Guatemala, Honduras & El Salvador: How Cuts in USAID Funding Affect Migration & Programs

Author
Rodrigo Soto
Published
08/09/19
Tags

In March 2019 our government announced that it was ending financial assistance to Guatemala, Honduras and El Salvador, collectively known as the Northern Triangle Region. $615 million in assistance from the FY2018 budget was frozen instantly leading to sudden chaos in over 700 on-going projects. Of that amount, $432 million were formally restored in late June 2019, specifically for projects and grants that have been previously approved for health, education, economic growth, security, and poverty alleviation. The effects of the announced policy has been terribly disruptive to on-going activities and projects are unsure which ones will benefit from the restored funds.

In addition to losing $183 million in funds from the current budget, $370 million allocated for the region for the FY2019 budget was also moved elsewhere and the remaining funds placed in escrow until further notice.

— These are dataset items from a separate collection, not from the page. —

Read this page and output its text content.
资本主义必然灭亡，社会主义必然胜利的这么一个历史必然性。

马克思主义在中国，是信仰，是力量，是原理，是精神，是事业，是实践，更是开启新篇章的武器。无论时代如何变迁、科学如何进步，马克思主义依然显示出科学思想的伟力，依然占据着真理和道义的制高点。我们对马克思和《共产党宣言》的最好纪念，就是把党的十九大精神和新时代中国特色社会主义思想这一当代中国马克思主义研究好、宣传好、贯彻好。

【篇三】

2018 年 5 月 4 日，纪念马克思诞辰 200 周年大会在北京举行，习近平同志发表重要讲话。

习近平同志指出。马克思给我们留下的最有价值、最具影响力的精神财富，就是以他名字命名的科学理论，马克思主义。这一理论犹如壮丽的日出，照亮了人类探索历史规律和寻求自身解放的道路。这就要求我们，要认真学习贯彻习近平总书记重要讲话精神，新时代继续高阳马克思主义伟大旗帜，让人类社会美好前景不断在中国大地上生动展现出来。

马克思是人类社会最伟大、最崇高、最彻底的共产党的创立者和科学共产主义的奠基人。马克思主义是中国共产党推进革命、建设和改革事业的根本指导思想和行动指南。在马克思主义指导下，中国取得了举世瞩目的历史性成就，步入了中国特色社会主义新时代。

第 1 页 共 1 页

As the new and wholly unexpected reality sinks in, I feel we must make a stand to maintain a strategic and constructive engagement to mitigate the underlying causes that encourage mass migration from that region. Without it, this move will drastically affect programs on education, violence-reduction, economic development, and job creation targeting the vulnerable populations most likely to migrate in the first place. This is particularly taking into consideration that targeted groups and the strong successes achieved by US assistance to the region.  

·     Approximately 29% of Salvadorans, 49% of Guatemalans, and 53% of Hondurans live on less than $5.50 per day, according to the World Bank.  

·     How effective has U.S. aid been to these countries? In targeted communities where USAID and the State Department focused their assistance, murder rates dropped by 66% in El Salvador and 78% in Honduras during the 2015 to 2017 period.  

Taking the brunt of the new US policy is Honduras, by far the most vulnerable and volatile of the targeted countries. At this moment Honduras is suffering from continued social and political unrest caused by bad local policy decisions, but also the widespread perception that the U.S. no longer supports the elected government. As the economy slows and political uncertainty increases, migration becomes a better alternative to many. Meanwhile, the U.S. Administration insist in its demand that Honduras, as well as the other Northern Triangle countries, restrict the movement of its own citizens, something that it can’t legally do and, if applied, could lead to a full systemic breakdown of governance and the rule of law; thus increasing and spreading migratory pressures.

·     This policy is akin to setting fire to the haystacks and then closing the barn doors.  

·     We must spread the message among Congressional decision makers that can't bully small, politically fragile, aid-dependent countries to achieve a domestic political goal and expect to be shielded from the long-term consequences.